The following rules apply regarding setting values of date stamps for CERIF XML records exposed by CRIS systems to OpenAIRE via OAI-PMH:
Datestamps should be set by CRIS systems in records, based on the following last update principle: the date stamp should reflect the last date/time where any information contained within the record payload (e.g. entity fields, multilingual fields, federated identifiers, linked entities). Any such modification should result in a modification of the date stamp; under no circumstances can the date stamp be earlier than this date. For example, we assume a CERIF XML record of type cfProj, containing:
- Entity fields (e.g. cfProj.cfAcro)
- Multilingual fields (e.g. cfProj.cfTitle)
- Federated identifiers (e.g. grant agreement number in the case of EU FP7 projects).
- Linked entities (e.g. link entities cfProj_OrgUnit denoting participation of organisations to the project)
Let us consider the database underlying the CRIS system from which the CERIF XML is exported. Example update cases of the cfProj instance information in the database are provided in the following list, along with the corresponding date stamp modifications of the cfProj CERIF XML record:
- cfProj.cfAcro is modified. The date stamp of the respective cfProj CERIF XML record must be updated to the date/time of the modification.
- An existing cfProj.cfTitle instance is modified, e.g. update of cfProj.cfTitle. The date stamp of the respective cfProj CERIF XML record must be updated to the date/time of the modification.

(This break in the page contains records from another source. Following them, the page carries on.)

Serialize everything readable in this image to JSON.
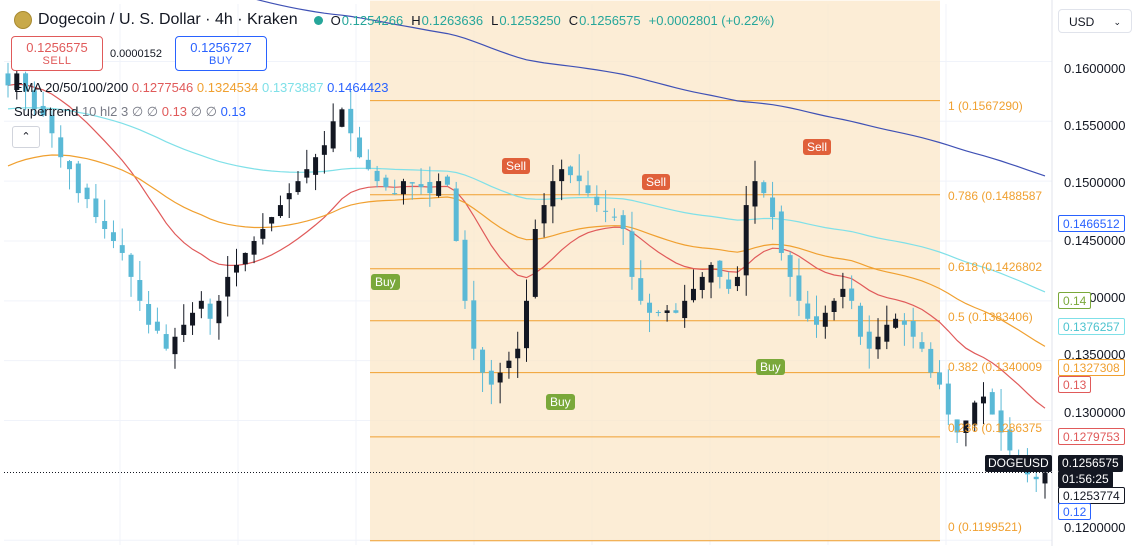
{
  "header": {
    "symbol_title": "Dogecoin / U. S. Dollar · 4h · Kraken",
    "ohlc": [
      {
        "k": "O",
        "v": "0.1254266"
      },
      {
        "k": "H",
        "v": "0.1263636"
      },
      {
        "k": "L",
        "v": "0.1253250"
      },
      {
        "k": "C",
        "v": "0.1256575"
      }
    ],
    "change": "+0.0002801 (+0.22%)"
  },
  "trade": {
    "sell_price": "0.1256575",
    "sell_label": "SELL",
    "spread": "0.0000152",
    "buy_price": "0.1256727",
    "buy_label": "BUY"
  },
  "indicators": {
    "ema_label": "EMA 20/50/100/200",
    "ema_values": [
      "0.1277546",
      "0.1324534",
      "0.1373887",
      "0.1464423"
    ],
    "ema_colors": [
      "#e05a5a",
      "#f0a030",
      "#7fe0e8",
      "#3f51b5"
    ],
    "supertrend_label": "Supertrend",
    "supertrend_params": "10 hl2 3",
    "supertrend_value_1": "0.13",
    "supertrend_value_2": "0.13",
    "collapse_icon": "chevron-up-icon"
  },
  "currency_select": {
    "value": "USD"
  },
  "price_axis": {
    "labels": [
      "0.1600000",
      "0.1550000",
      "0.1500000",
      "0.1450000",
      "0.1400000",
      "0.1350000",
      "0.1300000",
      "0.1200000"
    ]
  },
  "price_tags": {
    "ema200": "0.1466512",
    "st_up": "0.14",
    "ema100": "0.1376257",
    "ema50": "0.1327308",
    "st_down": "0.13",
    "ema20": "0.1279753",
    "last_price": "0.1256575",
    "countdown": "01:56:25",
    "low": "0.1253774",
    "lower": "0.12",
    "symbol": "DOGEUSD"
  },
  "fibonacci": [
    {
      "label": "1 (0.1567290)"
    },
    {
      "label": "0.786 (0.1488587"
    },
    {
      "label": "0.618 (0.1426802"
    },
    {
      "label": "0.5 (0.1383406)"
    },
    {
      "label": "0.382 (0.1340009"
    },
    {
      "label": "0.236 (0.1286375"
    },
    {
      "label": "0 (0.1199521)"
    }
  ],
  "signals": {
    "sell": "Sell",
    "buy": "Buy"
  },
  "colors": {
    "up": "#131722",
    "down": "#5ab9d6",
    "fib": "#f0a030",
    "sell_signal": "#e0603a",
    "buy_signal": "#7aa83a"
  },
  "chart_data": {
    "type": "candlestick",
    "title": "Dogecoin / U. S. Dollar · 4h · Kraken",
    "ylim": [
      0.1196,
      0.1648
    ],
    "y_ticks": [
      0.12,
      0.13,
      0.135,
      0.14,
      0.145,
      0.15,
      0.155,
      0.16
    ],
    "fib_levels": [
      0.156729,
      0.1488587,
      0.1426802,
      0.1383406,
      0.1340009,
      0.1286375,
      0.1199521
    ],
    "closes": [
      0.158,
      0.159,
      0.1575,
      0.156,
      0.1555,
      0.154,
      0.152,
      0.151,
      0.149,
      0.1485,
      0.147,
      0.146,
      0.145,
      0.144,
      0.142,
      0.14,
      0.138,
      0.1375,
      0.136,
      0.137,
      0.138,
      0.139,
      0.14,
      0.1385,
      0.14,
      0.142,
      0.143,
      0.144,
      0.145,
      0.146,
      0.147,
      0.148,
      0.149,
      0.15,
      0.151,
      0.152,
      0.153,
      0.155,
      0.156,
      0.154,
      0.152,
      0.151,
      0.15,
      0.1495,
      0.149,
      0.15,
      0.1498,
      0.1495,
      0.149,
      0.15,
      0.1497,
      0.145,
      0.14,
      0.136,
      0.134,
      0.133,
      0.134,
      0.135,
      0.136,
      0.14,
      0.146,
      0.148,
      0.15,
      0.151,
      0.1505,
      0.15,
      0.149,
      0.148,
      0.1475,
      0.147,
      0.146,
      0.142,
      0.14,
      0.139,
      0.139,
      0.1392,
      0.139,
      0.14,
      0.141,
      0.142,
      0.143,
      0.142,
      0.141,
      0.142,
      0.148,
      0.15,
      0.149,
      0.147,
      0.144,
      0.142,
      0.14,
      0.1385,
      0.138,
      0.139,
      0.14,
      0.141,
      0.14,
      0.137,
      0.136,
      0.137,
      0.138,
      0.1385,
      0.138,
      0.137,
      0.136,
      0.134,
      0.133,
      0.1305,
      0.129,
      0.13,
      0.1315,
      0.132,
      0.1305,
      0.129,
      0.1275,
      0.127,
      0.1255,
      0.1251,
      0.1256575
    ]
  }
}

- A new cfProj.cfTitle is added to this cfProj instance (e.g. the project title in another language). The date stamp of the respective cfProj CERIF XML record must be updated to the date/time of the addition.
- An existing federated identifier instance referring to this cfProj instance is modified, e.g. update of the cfProj.cfFedId.startDate. The date stamp of the respective cfProj CERIF XML record must be updated to the date/time of the modification.

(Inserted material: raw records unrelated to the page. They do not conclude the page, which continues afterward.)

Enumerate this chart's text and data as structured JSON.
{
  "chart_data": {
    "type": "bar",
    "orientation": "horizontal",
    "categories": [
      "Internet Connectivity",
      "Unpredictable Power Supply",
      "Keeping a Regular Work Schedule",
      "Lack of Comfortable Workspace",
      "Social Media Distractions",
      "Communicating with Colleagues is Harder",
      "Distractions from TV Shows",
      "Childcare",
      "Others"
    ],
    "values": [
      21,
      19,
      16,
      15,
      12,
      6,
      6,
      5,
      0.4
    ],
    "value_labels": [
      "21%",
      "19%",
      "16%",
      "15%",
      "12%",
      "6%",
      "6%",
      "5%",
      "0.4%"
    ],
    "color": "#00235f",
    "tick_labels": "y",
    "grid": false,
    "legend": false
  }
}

- An existing federated identifier instance classification referring to this cfProj instance is modified, e.g. update of the cfFedId_Class.cfEndDate. The date stamp of the respective cfProj CERIF XML record must be updated to the date/time of the modification.

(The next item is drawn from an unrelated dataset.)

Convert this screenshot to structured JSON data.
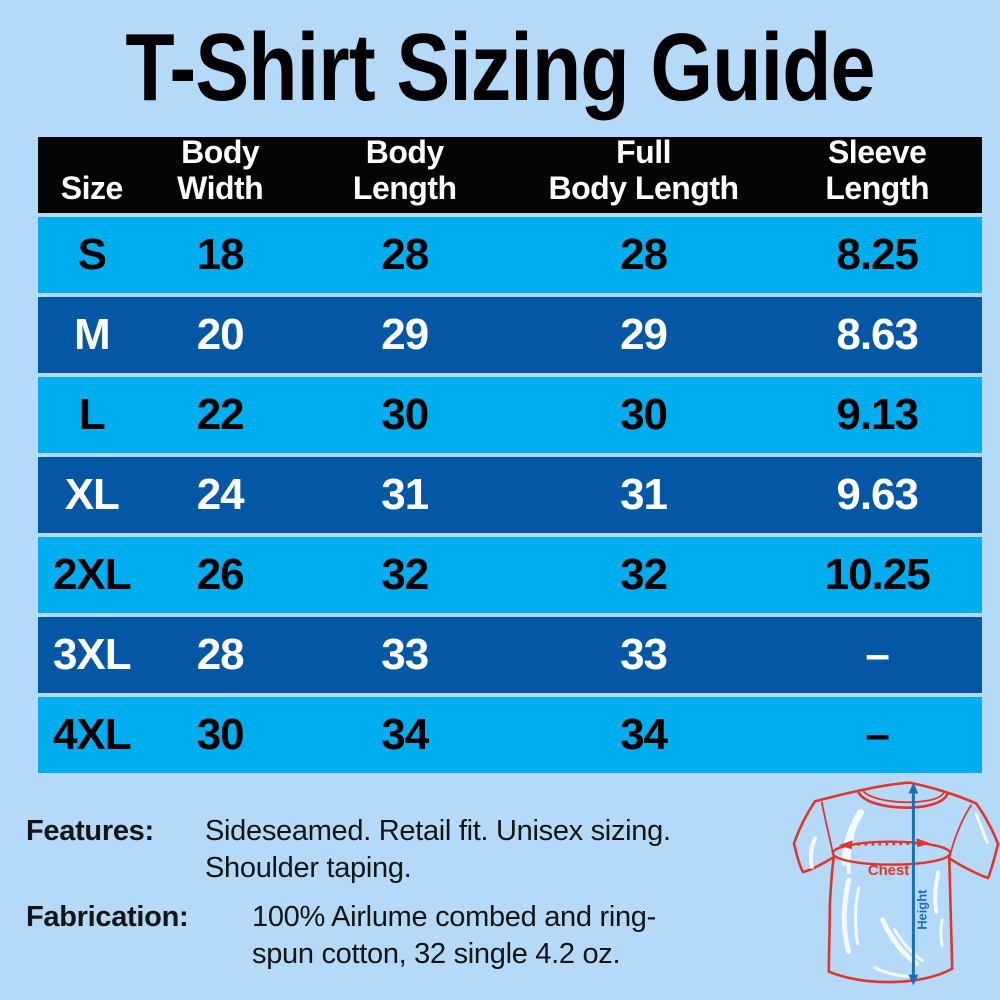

- An existing cfFedId_Srv linked entity instance, concerning a federated identifier referring to this cfProj instance is modified, e.g. update of the cfFedId_Srv.cfStartDate. The date stamp of the respective cfProj CERIF XML record must be updated to the date/time of the modification.
- An existing cfSrv instance is modified (e.g. cfSrv.cfURI). This particular cfSrv instance concerns a service that has issued a federated identifier referring to this cfProj instance. In this case, the date stamp of the respective cfProj CERIF XML record must NOT be updated to the date/time of the modification.
- A new federated identifier is added for this cfProj instance. The date stamp of the respective cfProj CERIF XML record must be updated to the date/time of the addition.
- A new cfProj_OrgUnit instance is added to the database, linking the cfProj instance to an organisation that participates in the project. The date stamp of the respective cfProj CERIF XML record must be updated to the date/time of the addition.
- An existing cfProj_OrgUnit link entity instance is modified (e.g. cfProj_OrgUnit.cfStartDate). The date stamp of the respective cfProj CERIF XML record must be updated to the date/time of the modification.
- An existing cfOrgUnit instance is modified (e.g. cfOrgUnit.cfAcro). This particular cfOrgUnit instance concerns an organization that is a partner in the project and thus is already connected with the cfProj through a cfProj_OrgUnit linked entity. In this case, the date stamp of the respective cfProj CERIF XML record must NOT be updated to the date/time of the modification.
Deleted records
OpenAIRE does not require CRIS systems to provide information about deleted records via OAI-PMH. Therefore, it is acceptable for a CRIS system exposing metadata records to the OpenAIRE infrastructure to provide any of the three levels of support of deleted records, as defined in the OAI-PMH 2.0 specification: “no”, “persistent” or “transient”. As mandated in the OAI-PMH 2.0 specification, CRIS systems must declare the level of support of deleted records in the deletedRecord element of the Identify response.